Dos outros setores do Estado, ouvimos o silêncio. Nem a chacina de Unaí, que acaba de completar três anos de impunidade, e a comoção que provocou conseguiram mudar o quadro. Na época, foi preciso cobrar do governo que incorporasse a matéria da PEC 438 na pauta da sessão extraordinária. Espontaneamente, a idéia não lhe havia ocorrido.

Apesar de todas as gestões realizadas para desengavetar o assunto, a PEC ficou atolada até hoje no Congresso. Pena que preocupações imed
iatistas ligadas à sustentação política tenham prevalecido sobre as opções fundamentais que se esperava deste governo. Pena que tantos congressistas tenham até hoje permanecido tão insensíveis a essa questão. Ou mesmo façam questão de não ver. Sem falar daqueles que têm culpa no cartório da escravidão moderna.

Ibase – O ano de eleições, de alguma forma, acelerou as ações contra o trabalho escravo?
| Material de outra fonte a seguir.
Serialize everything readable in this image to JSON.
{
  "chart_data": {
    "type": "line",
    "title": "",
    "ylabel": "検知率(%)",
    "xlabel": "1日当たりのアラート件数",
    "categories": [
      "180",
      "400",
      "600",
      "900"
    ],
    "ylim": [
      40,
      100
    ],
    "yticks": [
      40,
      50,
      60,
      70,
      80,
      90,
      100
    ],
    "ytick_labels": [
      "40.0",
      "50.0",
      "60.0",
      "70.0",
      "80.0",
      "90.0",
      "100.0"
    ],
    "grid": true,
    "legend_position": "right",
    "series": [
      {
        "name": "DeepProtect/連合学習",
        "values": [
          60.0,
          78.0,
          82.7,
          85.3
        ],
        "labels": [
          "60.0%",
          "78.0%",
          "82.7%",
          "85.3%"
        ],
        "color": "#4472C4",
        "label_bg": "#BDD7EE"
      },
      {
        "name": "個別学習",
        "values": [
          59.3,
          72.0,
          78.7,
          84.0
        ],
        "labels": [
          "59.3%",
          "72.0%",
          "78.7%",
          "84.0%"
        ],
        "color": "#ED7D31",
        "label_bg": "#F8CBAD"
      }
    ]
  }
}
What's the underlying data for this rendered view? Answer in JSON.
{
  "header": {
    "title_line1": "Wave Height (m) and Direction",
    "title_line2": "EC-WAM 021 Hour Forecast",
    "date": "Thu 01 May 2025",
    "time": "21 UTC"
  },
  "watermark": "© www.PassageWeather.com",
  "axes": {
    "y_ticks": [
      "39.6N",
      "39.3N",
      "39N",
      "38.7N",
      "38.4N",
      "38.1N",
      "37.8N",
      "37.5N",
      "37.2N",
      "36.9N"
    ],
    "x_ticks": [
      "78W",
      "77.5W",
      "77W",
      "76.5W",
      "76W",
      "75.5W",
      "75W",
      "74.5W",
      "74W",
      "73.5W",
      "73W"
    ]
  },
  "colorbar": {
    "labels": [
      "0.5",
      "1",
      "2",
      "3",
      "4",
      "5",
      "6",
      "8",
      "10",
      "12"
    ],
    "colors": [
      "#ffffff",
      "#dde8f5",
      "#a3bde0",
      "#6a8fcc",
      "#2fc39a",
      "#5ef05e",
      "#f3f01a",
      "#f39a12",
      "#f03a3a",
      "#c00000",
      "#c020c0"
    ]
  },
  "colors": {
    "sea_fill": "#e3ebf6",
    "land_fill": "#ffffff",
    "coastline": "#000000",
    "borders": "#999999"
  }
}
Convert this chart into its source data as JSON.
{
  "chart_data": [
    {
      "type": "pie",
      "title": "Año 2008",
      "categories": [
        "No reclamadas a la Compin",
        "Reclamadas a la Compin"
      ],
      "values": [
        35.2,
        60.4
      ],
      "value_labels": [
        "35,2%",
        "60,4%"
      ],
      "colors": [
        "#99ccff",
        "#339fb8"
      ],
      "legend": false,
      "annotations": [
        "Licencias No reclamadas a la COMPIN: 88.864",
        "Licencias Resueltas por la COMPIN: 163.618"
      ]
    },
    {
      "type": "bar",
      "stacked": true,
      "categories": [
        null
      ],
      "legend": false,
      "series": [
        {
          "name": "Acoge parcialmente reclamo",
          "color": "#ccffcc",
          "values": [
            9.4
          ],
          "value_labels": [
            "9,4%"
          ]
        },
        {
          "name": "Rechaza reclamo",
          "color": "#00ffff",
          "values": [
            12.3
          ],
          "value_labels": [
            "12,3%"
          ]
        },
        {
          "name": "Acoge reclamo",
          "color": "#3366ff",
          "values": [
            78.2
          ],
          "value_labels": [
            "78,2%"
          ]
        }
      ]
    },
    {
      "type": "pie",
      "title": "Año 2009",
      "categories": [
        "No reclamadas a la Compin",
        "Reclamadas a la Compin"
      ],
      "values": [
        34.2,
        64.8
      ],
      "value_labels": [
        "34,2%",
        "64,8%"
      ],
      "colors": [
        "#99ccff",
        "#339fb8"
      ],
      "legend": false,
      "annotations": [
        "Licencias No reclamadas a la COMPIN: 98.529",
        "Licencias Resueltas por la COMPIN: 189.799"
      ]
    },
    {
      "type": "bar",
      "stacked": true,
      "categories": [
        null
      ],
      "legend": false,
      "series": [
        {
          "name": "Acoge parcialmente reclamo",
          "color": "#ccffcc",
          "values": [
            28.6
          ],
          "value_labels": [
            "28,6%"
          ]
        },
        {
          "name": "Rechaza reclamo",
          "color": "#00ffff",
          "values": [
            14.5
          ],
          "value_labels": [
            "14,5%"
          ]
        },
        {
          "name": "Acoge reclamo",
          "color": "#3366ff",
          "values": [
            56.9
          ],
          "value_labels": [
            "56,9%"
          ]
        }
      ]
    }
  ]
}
Frei Xavier Plassat – Não. Os fatores de evolução observados nesse último ano não foram especialmente ligados à proximidade das eleições. Estas podem até ter criado um clima de expectativa prejudicial a avanços mais consistentes. A PEC continuou mais parada que nunca no Congresso, a reforma agrária não mudou de cara, o STF continuou protelando decisões essenciais. Tivemos mais avanços a partir da percepção dos riscos comercial e financeiro que começaram a se configurar de forma mais evidente a partir do final de 2005. Com novo surto de febre aftosa no Brasil, várias informações e denúncias passaram a circular nos países do norte, sugerindo claramente medidas de retaliação nos mercados consumidores contra produtos oriundos de desmatamento, condições sanitárias duvidosas e trabalho escravo.

Foi neste contexto, por exemplo, que vimos a Amaggi anunciar, em dezembro de 2006, que assinaria o Pacto Nacional contra a Escravidão proposto pelo Instituto Ethos e pela Organização Internacional do Trabalho, a partir do estudo da cadeia produtiva do trabalho escravo realizado pela ONG Repórter Brasil.

O governador do Mato Grosso, Blairo Maggi, até então dizia que nunca encontrara escravidão no MT. Poucos meses depois, o mesmo Blairo Maggi, dessa vez intimado pelo governo federal, após episódio de tiroteio promovido pela Polícia Militar do estado contra integrantes do Grupo Móvel em ato de fiscalização, recebera em Cuiabá a reunião da Conatrae e, com a maior naturalidade, comprometeu-se a apresentar um Plano Estadual de Combate ao Trabalho Escravo no MT, um plano que até hoje não saiu.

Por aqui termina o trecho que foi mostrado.